Why Do the Blacklist and Greylist Matter?
For Financial Institutions
Corporate entities like banks, fintechs, and other regulated businesses must perform customer due diligence (CDD) and enhanced due diligence (EDD) to detect and prevent financial crime. Screening clients and partners against FATF lists helps identify high-risk associations and inform decisions around onboarding, monitoring, and reporting.
For Governments and Policymakers
Being listed by the FATF can have significant economic and diplomatic consequences. Blacklisted countries face economic sanctions, reduced access to international finance, and increased scrutiny of cross-border transactions. Graylisting often discourages foreign investment and significantly complicates bilateral relationships.

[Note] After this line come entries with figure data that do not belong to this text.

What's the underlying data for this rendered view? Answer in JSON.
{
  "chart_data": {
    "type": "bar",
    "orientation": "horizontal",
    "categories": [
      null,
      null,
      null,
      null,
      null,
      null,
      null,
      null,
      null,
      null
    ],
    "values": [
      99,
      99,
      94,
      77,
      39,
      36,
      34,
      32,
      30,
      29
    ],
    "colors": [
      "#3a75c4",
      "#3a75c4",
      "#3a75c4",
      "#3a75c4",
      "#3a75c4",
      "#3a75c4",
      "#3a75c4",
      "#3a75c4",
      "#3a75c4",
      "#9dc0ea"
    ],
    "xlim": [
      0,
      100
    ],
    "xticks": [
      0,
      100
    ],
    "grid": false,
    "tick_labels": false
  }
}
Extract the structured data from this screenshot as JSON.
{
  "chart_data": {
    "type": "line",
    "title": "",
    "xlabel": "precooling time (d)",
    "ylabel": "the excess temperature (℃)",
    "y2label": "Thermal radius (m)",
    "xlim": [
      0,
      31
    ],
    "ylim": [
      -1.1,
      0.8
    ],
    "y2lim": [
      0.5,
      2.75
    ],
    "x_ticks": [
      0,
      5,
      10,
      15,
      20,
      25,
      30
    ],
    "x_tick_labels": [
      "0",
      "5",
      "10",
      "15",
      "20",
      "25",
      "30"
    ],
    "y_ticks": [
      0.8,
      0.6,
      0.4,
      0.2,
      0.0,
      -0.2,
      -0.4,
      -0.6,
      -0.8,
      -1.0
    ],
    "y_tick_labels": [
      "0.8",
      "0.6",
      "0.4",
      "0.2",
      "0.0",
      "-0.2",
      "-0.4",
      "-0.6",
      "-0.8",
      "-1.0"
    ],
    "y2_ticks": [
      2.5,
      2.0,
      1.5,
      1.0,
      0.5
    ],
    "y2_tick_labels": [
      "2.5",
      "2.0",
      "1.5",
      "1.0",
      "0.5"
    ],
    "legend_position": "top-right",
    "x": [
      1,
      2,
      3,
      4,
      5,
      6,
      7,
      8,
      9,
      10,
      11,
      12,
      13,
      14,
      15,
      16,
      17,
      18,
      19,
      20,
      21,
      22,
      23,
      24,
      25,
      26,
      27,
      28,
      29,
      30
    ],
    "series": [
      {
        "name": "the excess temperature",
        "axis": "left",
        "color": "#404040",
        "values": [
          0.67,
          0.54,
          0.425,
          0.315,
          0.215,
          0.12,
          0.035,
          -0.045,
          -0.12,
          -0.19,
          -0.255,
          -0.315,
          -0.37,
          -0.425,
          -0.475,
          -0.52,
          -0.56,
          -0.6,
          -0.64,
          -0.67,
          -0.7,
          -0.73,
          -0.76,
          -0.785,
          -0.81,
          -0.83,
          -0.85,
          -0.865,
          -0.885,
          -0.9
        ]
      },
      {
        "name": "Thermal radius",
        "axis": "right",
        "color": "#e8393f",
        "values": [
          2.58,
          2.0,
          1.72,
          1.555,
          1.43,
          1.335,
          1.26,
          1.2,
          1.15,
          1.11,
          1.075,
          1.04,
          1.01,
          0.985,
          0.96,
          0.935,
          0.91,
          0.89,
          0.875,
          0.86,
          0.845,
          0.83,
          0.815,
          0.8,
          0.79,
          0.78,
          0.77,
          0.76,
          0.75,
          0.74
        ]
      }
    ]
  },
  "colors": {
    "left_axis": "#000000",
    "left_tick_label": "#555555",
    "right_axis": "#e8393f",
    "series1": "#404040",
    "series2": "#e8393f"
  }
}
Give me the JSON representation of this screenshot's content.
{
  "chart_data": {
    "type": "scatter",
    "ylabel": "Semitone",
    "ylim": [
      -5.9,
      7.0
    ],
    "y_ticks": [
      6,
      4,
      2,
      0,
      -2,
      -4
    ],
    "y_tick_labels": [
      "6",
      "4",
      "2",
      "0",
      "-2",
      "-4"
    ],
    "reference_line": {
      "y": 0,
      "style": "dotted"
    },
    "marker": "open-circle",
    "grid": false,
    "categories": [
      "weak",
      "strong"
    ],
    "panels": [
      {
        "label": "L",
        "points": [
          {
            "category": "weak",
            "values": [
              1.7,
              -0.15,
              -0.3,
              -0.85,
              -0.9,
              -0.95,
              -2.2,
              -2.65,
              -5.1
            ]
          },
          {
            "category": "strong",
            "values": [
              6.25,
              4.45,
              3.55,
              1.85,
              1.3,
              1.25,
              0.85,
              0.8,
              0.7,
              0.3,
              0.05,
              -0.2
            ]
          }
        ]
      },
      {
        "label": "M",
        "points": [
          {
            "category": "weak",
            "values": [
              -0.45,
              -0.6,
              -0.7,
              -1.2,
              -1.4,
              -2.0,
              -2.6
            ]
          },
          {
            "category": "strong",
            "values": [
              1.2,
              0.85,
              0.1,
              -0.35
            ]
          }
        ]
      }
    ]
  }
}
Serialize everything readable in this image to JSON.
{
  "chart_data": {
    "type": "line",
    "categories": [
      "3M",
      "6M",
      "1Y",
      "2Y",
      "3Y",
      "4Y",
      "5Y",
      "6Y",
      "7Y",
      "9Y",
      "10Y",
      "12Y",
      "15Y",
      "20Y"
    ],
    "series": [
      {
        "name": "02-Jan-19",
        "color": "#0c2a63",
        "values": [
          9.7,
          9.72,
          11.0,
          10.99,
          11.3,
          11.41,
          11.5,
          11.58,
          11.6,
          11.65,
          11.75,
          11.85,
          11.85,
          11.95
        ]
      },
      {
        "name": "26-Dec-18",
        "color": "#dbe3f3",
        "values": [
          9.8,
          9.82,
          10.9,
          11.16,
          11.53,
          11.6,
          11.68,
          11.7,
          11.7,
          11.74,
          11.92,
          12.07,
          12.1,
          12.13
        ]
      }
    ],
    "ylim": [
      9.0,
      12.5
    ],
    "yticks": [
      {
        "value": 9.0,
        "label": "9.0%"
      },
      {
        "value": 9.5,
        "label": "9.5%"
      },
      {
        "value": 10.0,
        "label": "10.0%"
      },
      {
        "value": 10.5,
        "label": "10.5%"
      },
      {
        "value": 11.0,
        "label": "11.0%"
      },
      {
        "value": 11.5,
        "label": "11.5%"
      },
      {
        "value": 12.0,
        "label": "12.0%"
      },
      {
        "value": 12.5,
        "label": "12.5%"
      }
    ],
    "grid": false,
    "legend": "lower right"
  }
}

AML Compliance and FATF Lists in Practice
A risk-based approach to AML includes screening against FATF lists as part of:
- Customer onboarding
- Transaction monitoring
- Ongoing risk assessment
When a suspicious pattern emerges, such as a sudden increase in cross-border payments to a high-risk country or territory, films are expected to file a Suspicious Activity Report (SAR) with relevant authorities. These actions help global regulators tackle financial crime proactively.
How FATF Blacklist and Greylist Practices Are Evolving
In recent years, the FATF has modernized its approach to identifying high-risk jurisdictions. Key developments include:
- Shift to Effectiveness Over Legislation: FATF now emphasizes how well AML/CFT frameworks are enforced in practice, not just whether laws exist.
- Expanded Risk Focus: Jurisdictions are assessed on emerging threats, including virtual asset and crypto service providers (VASPs), transparency of UBOs, and proliferation financing related to WMDs.
- Faster review cycles: Countries on the graylist face tighter deadlines and are expected to show progress between FATF plenary sessions.
- Alignment with global sanctions: Blacklisted jurisdictions increasingly overlap with international sanctions lists, intensifying financial and diplomatic isolation.
- Increased role of regional bodies: FSRBs now play a larger role in peer review, follow-ups, and early warnings.
These updates reflect a more dynamic, risk-responsive FATF process designed to keep pace with evolving global threats.
Final Thoughts
The FATF’s listings have become a central feature of the global financial order. They influence how countries structure their laws, how companies manage risk, and how trust is built across borders. These tools are not about simply punishing countries but about driving systemic change.
For organizations operating internationally, keeping pace with FATF developments is essential. Awareness of these classifications supports smarter decision making, reduces exposure to risk, and reinforces a commitment to financial integrity in an increasingly regulated world.